Coffee review

Boutique coffee the common sense of espresso 2

Published: 2024-09-19 Author: World Gafei
Last Updated: 2024/09/19, 1. About 90% of the hot water is ready to infiltrate pressed powder at 9 atmospheric pressures. The closed pressed powder and the carbon dioxide in the cake with various flavors create great resistance to the infiltration of aquatic products. This process led to a result, a result that we didn't see at the beginning. The flavor in water and carbon dioxide merged, and at the same time pressed powder began to expand gradually, and was

1. Hot water of about 90 degrees is ready to infiltrate pressed powder at 9 atmospheric pressures.

The closed pressed powder and the carbon dioxide in the cake with various flavors create great resistance to the infiltration of aquatic products.

This process led to a result, a result that we didn't see at the beginning. The flavor in water and carbon dioxide merged, and at the same time pressed powder began to expand and be permeated by water. At the same time, the taste of the main body of coffee began to release gradually. And this release process determines another parameter of espresso. Fullness.

To simplify, among the two flavors in our taste, sour (and flavor) and fullness (more, bitter), sour is dissolved with water first, that is to say, sour should dissolve fastest with water. Bitterness, on the other hand, is released in a more uniform way.

In the process, the water is still looking for a way out in the coffee pressed powder. And the first batch of water will absorb all the original substances of coffee, which is not only flavour, but also body, but also sugar. More importantly, only by absorbing these ingredients can the later water find a way out (I would love to use the word passageway. But it will confuse channelling)

At the same time, it is worth mentioning that the water still stays on the surface of pressed powder. And the surface layer is the largest part of our pressure on the cake.
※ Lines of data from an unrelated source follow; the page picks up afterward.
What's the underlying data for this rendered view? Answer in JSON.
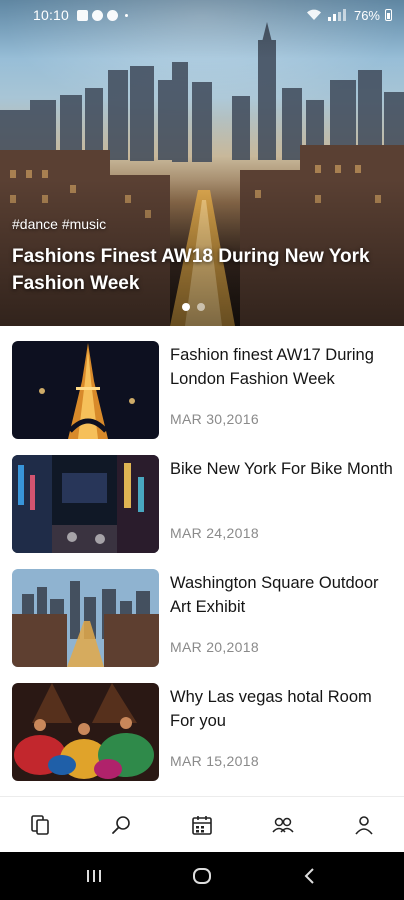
{
  "status_bar": {
    "time": "10:10",
    "battery": "76%",
    "icons": [
      "notification-icon",
      "phone-icon",
      "chat-icon",
      "wifi-icon",
      "signal-icon",
      "battery-icon"
    ]
  },
  "hero": {
    "tags": "#dance #music",
    "title": "Fashions Finest AW18 During New York Fashion Week",
    "page_count": 2,
    "active_page": 0
  },
  "articles": [
    {
      "title": "Fashion finest AW17 During London Fashion Week",
      "date": "MAR 30,2016",
      "image": "eiffel-tower-night"
    },
    {
      "title": "Bike New York For Bike Month",
      "date": "MAR 24,2018",
      "image": "city-street-night"
    },
    {
      "title": "Washington Square Outdoor Art Exhibit",
      "date": "MAR 20,2018",
      "image": "city-skyline-street"
    },
    {
      "title": "Why Las vegas hotal Room For you",
      "date": "MAR 15,2018",
      "image": "dancers-colorful"
    }
  ],
  "bottom_nav": [
    "pages-icon",
    "search-icon",
    "calendar-icon",
    "people-icon",
    "profile-icon"
  ],
  "system_nav": [
    "recents-icon",
    "home-icon",
    "back-icon"
  ],
  "colors": {
    "background": "#ffffff",
    "title_text": "#151515",
    "date_text": "#8a8a8a",
    "system_bar": "#000000"
  }
}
It is also the most tightly structured process. (conversely, the bottom layer of pressed powder is almost unaffected by tamping. La marzocco has experimented with forces ranging from 5kg to 50kg, with little difference at the bottom. This is also the reason why the automatic cake pressing force on their grinder is very light.

Therefore, at this time, the amount of powder in pressed powder has not yet had an effect on the composition of coffee flavor, but directly related to the coffee flavor is the thickness of grinding.
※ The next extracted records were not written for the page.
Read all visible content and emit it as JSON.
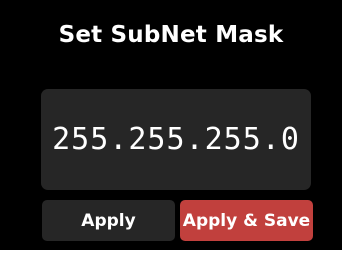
{
  "title": "Set SubNet Mask",
  "subnet_mask": "255.255.255.0",
  "buttons": {
    "apply_label": "Apply",
    "apply_save_label": "Apply & Save"
  },
  "colors": {
    "background": "#000000",
    "field": "#262626",
    "apply_button": "#262626",
    "apply_save_button": "#c1403d",
    "text": "#ffffff"
  }
}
The reason for the autopsy here is that there is a crucial topic here.

Relatively fine grinding + less powder

Relatively coarse grinding and more powder.

Even if the two cases can extract 20-30ml in 30s, the flavor will be completely different.

In the first stage, the fine pressed powder will stay a little longer, and the most flavor, sugar and acidity will be obtained.

Here is still a small summary around the parameters mentioned in the first chapter.

The first 3-6 seconds of the first phase

The thickness of the grinding determines almost all flavor and part of the plumpness. But it should be said that the fullness here is "insignificant" relative to the long time of 30 seconds.

The amount of powder has almost no effect.

Cake pressing strength-the resistance generated by the surface determines the initial residence time of the water on the surface

Freshness of coffee-the fresher the coffee, the higher the carbon dioxide content, the longer the baking time, the higher the carbon dioxide content, so the greater the resistance.